Arctic drilling support vessel heading to Oregon for repair

The Columbian
Published: July 13, 2015, 12:00am

ANCHORAGE, Alaska — Royal Dutch Shell PLC will send a damaged ship carrying equipment required for Arctic offshore oil drilling from Alaska back to the West Coast for repairs.

But spokesman Curtis Smith said Monday the company can begin top-hole work without the 380-foot icebreaker Fennica and the repairs should not interrupt Shell’s schedule for drilling two exploratory wells this summer in the Chukchi Sea off Alaska’s northwest coast.

“We do not anticipate any impact to the (drilling) season as we do not require the vessel until August,” Smith said.

The Fennica’s primary job for Shell is carrying equipment for stopping a well blowout. The equipment is not required by federal regulators until drill bits hit hydrocarbon zones. Shell’s two drill vessels can begin top-hole work without the Fennica, Smith said.

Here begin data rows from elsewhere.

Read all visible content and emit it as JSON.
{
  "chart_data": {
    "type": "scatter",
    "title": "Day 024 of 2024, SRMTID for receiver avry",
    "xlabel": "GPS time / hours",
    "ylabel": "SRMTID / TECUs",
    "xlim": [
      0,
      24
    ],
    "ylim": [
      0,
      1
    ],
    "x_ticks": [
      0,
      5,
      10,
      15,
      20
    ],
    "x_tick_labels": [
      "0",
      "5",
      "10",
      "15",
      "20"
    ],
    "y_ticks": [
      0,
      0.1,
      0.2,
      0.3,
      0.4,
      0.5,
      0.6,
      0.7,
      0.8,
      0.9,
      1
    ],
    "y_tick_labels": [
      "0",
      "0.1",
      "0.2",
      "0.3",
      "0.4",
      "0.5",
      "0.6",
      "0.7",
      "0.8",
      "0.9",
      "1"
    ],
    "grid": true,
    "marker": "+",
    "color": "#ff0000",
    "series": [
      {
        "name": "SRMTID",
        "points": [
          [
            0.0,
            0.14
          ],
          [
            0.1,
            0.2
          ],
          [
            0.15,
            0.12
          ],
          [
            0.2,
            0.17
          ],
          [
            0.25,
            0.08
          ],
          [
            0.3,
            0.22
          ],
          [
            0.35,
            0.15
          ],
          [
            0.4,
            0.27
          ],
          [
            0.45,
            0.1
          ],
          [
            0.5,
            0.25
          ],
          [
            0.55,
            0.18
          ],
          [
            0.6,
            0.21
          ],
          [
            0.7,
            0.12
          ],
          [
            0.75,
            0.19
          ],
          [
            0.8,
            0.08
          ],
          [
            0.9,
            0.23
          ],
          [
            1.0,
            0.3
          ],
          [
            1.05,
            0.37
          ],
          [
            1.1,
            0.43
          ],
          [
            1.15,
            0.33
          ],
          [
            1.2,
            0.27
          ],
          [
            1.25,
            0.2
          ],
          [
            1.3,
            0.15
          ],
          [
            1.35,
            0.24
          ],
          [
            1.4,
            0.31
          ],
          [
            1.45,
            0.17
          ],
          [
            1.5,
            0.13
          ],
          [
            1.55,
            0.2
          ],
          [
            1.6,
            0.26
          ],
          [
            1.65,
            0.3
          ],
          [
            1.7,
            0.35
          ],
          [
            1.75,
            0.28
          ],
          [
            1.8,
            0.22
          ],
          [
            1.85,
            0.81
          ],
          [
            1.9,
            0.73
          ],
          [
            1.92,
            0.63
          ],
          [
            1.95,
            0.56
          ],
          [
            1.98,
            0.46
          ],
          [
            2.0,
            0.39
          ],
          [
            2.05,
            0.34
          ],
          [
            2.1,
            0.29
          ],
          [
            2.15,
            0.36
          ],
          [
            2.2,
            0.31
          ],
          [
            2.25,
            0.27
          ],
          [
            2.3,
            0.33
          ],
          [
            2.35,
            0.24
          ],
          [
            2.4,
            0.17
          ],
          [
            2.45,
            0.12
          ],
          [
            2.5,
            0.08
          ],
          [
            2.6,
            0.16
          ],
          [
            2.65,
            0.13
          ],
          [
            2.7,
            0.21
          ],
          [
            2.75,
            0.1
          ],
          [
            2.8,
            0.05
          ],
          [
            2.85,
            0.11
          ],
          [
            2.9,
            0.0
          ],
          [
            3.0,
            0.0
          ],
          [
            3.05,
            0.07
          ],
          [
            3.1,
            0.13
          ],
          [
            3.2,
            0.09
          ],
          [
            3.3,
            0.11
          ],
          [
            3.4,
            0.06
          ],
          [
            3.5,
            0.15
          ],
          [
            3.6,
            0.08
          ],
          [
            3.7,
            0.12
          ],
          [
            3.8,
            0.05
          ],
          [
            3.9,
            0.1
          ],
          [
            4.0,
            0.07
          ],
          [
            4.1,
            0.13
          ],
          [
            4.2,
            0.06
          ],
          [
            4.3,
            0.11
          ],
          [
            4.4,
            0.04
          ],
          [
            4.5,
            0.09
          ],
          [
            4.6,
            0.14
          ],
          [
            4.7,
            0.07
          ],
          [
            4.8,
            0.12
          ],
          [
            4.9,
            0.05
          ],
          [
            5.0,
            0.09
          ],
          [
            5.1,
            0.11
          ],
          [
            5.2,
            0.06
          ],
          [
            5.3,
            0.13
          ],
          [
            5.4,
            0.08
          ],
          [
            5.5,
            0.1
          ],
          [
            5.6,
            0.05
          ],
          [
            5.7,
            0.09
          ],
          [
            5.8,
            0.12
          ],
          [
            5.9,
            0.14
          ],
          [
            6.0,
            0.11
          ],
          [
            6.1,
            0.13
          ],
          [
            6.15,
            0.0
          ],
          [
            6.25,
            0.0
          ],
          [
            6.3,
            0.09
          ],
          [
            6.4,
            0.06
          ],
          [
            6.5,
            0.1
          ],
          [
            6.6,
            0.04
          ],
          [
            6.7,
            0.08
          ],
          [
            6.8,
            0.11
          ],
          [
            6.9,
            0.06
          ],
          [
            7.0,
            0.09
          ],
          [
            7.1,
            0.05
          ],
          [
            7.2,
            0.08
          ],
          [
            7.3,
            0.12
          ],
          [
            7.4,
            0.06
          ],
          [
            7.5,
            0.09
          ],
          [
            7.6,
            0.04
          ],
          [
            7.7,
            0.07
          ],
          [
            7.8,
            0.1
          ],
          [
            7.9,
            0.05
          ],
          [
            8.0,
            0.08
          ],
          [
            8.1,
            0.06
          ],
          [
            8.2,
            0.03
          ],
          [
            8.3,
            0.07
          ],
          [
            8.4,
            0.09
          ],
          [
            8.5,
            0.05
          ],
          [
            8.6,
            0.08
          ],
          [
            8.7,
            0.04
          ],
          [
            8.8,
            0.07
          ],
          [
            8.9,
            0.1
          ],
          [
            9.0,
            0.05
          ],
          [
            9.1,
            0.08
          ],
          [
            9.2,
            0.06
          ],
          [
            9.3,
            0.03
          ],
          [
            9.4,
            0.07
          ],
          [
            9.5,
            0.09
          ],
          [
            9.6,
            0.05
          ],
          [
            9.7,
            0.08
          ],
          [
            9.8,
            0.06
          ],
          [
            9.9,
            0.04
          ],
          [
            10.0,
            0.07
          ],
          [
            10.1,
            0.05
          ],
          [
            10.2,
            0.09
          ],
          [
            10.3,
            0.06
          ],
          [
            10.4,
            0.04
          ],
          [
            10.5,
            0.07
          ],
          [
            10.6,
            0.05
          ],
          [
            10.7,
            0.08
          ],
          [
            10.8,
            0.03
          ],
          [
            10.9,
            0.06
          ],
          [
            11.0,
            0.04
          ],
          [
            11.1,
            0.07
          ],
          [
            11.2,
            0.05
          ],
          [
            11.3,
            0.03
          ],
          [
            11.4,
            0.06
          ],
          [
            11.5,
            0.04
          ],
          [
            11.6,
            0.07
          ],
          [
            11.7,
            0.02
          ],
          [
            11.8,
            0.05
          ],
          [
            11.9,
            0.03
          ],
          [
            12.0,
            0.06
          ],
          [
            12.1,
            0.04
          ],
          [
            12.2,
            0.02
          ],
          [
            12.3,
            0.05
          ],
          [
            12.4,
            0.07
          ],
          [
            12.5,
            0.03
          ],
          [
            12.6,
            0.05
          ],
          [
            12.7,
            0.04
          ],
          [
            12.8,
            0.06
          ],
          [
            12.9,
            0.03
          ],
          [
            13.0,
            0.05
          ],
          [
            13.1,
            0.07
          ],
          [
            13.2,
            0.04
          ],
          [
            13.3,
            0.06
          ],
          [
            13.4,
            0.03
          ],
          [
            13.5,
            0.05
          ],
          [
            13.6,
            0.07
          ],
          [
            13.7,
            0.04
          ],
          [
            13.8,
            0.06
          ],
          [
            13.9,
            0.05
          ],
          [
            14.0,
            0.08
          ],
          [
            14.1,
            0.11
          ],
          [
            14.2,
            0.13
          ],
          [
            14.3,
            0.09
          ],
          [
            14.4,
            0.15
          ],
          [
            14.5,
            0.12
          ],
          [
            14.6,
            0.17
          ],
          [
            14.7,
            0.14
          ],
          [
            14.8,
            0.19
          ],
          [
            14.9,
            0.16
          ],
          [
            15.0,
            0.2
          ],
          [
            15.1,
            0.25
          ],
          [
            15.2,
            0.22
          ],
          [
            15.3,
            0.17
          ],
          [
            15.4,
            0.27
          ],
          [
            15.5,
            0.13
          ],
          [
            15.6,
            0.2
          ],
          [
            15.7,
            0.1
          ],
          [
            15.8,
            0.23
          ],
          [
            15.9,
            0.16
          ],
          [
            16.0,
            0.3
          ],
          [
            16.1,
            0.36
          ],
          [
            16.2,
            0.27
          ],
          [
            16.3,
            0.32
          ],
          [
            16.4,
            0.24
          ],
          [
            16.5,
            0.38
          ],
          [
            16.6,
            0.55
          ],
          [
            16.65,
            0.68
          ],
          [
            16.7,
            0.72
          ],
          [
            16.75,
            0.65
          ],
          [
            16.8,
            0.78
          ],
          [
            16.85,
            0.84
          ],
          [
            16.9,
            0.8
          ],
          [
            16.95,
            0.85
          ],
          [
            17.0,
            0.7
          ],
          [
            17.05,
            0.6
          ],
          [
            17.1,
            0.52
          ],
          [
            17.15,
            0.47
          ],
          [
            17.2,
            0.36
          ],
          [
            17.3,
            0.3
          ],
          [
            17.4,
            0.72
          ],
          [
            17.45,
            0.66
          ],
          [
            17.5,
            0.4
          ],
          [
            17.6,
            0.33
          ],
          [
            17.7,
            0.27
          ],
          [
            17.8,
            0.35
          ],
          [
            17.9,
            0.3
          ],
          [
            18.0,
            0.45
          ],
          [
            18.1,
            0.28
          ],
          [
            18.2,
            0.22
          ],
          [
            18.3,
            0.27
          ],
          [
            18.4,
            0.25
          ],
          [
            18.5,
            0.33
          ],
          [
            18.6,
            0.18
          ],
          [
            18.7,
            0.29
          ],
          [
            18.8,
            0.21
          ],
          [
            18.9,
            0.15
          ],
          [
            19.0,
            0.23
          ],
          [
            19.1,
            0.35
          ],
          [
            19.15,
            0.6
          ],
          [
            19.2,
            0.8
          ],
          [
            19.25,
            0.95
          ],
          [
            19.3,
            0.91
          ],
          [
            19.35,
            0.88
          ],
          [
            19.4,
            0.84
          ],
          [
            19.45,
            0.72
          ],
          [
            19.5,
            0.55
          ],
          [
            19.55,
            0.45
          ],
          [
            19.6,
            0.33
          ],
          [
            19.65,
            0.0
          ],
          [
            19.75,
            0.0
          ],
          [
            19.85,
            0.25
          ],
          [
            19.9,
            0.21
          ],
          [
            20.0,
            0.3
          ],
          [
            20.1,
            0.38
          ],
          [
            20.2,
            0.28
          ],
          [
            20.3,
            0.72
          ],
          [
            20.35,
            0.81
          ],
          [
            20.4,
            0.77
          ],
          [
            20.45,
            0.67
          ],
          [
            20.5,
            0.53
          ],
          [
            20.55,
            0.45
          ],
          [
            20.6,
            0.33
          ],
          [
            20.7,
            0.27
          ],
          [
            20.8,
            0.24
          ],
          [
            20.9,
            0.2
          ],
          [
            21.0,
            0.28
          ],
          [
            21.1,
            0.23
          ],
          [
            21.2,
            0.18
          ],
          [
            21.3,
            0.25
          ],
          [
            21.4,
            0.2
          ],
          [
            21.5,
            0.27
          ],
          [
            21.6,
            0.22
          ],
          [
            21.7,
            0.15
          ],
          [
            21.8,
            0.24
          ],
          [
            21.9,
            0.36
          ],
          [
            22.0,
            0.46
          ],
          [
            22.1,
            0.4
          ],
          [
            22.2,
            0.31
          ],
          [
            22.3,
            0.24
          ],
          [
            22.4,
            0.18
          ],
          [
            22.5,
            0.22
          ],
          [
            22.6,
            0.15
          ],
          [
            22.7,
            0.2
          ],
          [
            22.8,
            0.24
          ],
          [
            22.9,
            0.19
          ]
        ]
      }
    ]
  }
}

Shell and other companies hope to tap into one of the country’s last great petroleum reserves. The U.S. Geological Survey estimates the Arctic offshore reserves in the Chukchi and Beaufort seas at 26 billion barrels of recoverable oil.

Shell has invested upward of $7 billion on leases and exploration expenses.

Arctic offshore drilling is bitterly opposed by environmental groups that say major oil spills are inevitable in the inhospitable region that features brutal storms and sea ice most of the years. They say oil companies have not demonstrated they can clean up a spill in ice and that burning petroleum from the region will add to global warming already melting sea ice needed by polar bears, walrus and ice seals.

The hull of the Fennica was gashed July 3 as it departed Dutch Harbor in the Aleutians for the Chukchi Sea. The vessel under the direction of an Alaska harbor pilot struck an uncharted object, creating a hole in the hull about 3 feet long and a half-inch wide.

The Fennica carries a capping stack, the third line of defense in what Shell says is an unlikely scenario of a blowout. A capping stack is a roughly 30-foot device that can establish a metal-to-metal connection on a well head, turning the tap off on gushing oil or connecting to hoses and directing crude oil to vessels on the surface.

The Fennica is an icebreaker and could also be used to manage icebergs floating near drilling vessels. Shell said the special steel in the ship’s hull meant a permanent fix would be required in dry dock.

“While we believe the interim repairs could have been made in Dutch Harbor, our preference is to pursue a conservative course into a shipyard where a permanent fix can be performed,” Smith said.

Shell hopes to begin exploratory well work as early as next week but is awaiting final permits to drill from the federal Bureau of Safety and Environmental Enforcement.

The company will drill in water about 130 feet deep. Hydrocarbon zones are about 8,000 feet deep.